Para cuando Mamoru regresó a casa ya era de noche. Le pesaba la cabeza y le dolían las sienes. Por lo menos, no volvía con las manos vacías. La información que había conseguido era valiosa y jugaría a favor del tío Taizo, aunque no se sintiera en absoluto contento con ello. Yoko Sugano escapaba de alguien la noche en la que la atropello el taxi. Quizás intentara huir de sí misma. Mamoru ya se figuraba que podían ser muchas las razones que la empujaron a salir corriendo aquella noche.

Pero había muerto. Nada podía salvarla, era imposible rebobinar la cinta hasta antes del accidente. Lo que había averiguado en las últimas veinticuatro horas, de salir a la luz, supondría una condena de muerte póstuma.

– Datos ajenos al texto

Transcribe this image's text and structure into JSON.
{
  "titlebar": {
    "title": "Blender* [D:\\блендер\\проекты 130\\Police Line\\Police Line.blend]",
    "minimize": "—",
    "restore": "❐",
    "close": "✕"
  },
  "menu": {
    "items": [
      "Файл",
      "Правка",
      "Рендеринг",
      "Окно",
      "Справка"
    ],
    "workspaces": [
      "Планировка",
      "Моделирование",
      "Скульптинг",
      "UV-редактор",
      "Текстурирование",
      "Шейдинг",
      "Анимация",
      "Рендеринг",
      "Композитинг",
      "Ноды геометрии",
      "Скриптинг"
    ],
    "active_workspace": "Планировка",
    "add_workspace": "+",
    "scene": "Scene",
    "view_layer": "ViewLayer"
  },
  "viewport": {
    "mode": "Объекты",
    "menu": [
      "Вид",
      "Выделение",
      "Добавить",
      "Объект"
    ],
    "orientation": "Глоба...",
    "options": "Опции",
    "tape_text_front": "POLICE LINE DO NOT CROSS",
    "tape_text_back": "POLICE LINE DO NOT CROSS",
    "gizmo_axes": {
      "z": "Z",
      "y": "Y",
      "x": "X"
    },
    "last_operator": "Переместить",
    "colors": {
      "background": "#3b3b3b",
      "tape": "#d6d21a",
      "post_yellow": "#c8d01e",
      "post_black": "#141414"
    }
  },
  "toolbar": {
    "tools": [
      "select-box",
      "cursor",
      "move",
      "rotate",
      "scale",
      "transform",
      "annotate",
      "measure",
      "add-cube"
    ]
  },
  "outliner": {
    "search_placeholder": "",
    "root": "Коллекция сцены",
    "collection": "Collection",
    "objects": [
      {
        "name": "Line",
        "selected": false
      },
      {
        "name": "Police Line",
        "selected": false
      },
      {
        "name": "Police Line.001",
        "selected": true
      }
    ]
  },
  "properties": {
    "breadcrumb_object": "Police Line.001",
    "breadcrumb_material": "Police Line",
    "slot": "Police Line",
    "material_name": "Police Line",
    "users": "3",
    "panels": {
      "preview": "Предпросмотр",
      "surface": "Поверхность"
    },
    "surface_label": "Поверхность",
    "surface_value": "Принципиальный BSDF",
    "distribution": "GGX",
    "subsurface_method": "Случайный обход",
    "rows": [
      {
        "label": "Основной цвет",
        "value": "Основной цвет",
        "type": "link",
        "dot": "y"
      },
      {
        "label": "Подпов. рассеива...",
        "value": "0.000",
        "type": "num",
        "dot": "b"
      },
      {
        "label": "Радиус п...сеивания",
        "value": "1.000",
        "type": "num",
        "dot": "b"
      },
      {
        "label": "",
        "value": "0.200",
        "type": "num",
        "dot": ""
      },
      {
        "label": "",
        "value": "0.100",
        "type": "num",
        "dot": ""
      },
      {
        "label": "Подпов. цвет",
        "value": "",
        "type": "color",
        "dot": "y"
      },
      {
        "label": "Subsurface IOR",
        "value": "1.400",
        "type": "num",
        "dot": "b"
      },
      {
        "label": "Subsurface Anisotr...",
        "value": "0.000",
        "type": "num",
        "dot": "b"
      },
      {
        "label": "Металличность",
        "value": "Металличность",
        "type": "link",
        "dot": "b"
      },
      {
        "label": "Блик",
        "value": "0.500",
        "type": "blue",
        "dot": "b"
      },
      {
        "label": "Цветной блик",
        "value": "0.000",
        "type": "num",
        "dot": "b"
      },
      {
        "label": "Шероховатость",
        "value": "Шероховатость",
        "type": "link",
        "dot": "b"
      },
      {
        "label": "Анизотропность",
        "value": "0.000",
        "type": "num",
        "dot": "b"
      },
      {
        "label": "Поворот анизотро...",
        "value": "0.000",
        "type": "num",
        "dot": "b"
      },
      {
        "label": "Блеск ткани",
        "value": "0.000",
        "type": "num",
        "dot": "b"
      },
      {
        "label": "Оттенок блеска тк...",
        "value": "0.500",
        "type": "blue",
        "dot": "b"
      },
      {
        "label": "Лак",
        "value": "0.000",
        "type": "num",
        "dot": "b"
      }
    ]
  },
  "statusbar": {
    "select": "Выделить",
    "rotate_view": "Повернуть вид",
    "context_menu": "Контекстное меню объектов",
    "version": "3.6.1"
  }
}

Mamoru quería ayudar a su tío sin tener que recurrir a esa información y mancillar así la memoria de Yoko. Todo el camino de regreso a casa, estuvo pensando en las alternativas.

—¡Estoy en casa! —En cuanto Mamoru puso un pie dentro, alguien se le acercó corriendo por el pasillo. Era Maki, de vuelta tras su breve fuga. Se le lanzó a los brazos—. ¡Espera un momento! ¿Qué ha pasado? —preguntó el chico, conmocionado.

Maki lo sujetaba por el cuello de la camisa y no podía dejar de llorar. Por fin, Yoriko apareció, con la mitad de la cara cubierta por una venda, y la otra mitad luciendo una sonrisa.

—Recibimos una llamada del señor Sayama poco después de que llegara a casa esta mañana. Ha aparecido un testigo.

Maki se enjugó la cara con la camisa de Mamoru, y finalmente se encontró la voz.

—Alguien presenció el accidente. Dice que el semáforo de papá estaba en verde, y que la señorita Sugano se le echó encima. —Maki agarró a su primo por el brazo y lo zarandeó mientras repetía—: ¿Me estás escuchando? Alguien estaba allí. Alguien que lo vio todo. ¡Tenemos un testigo!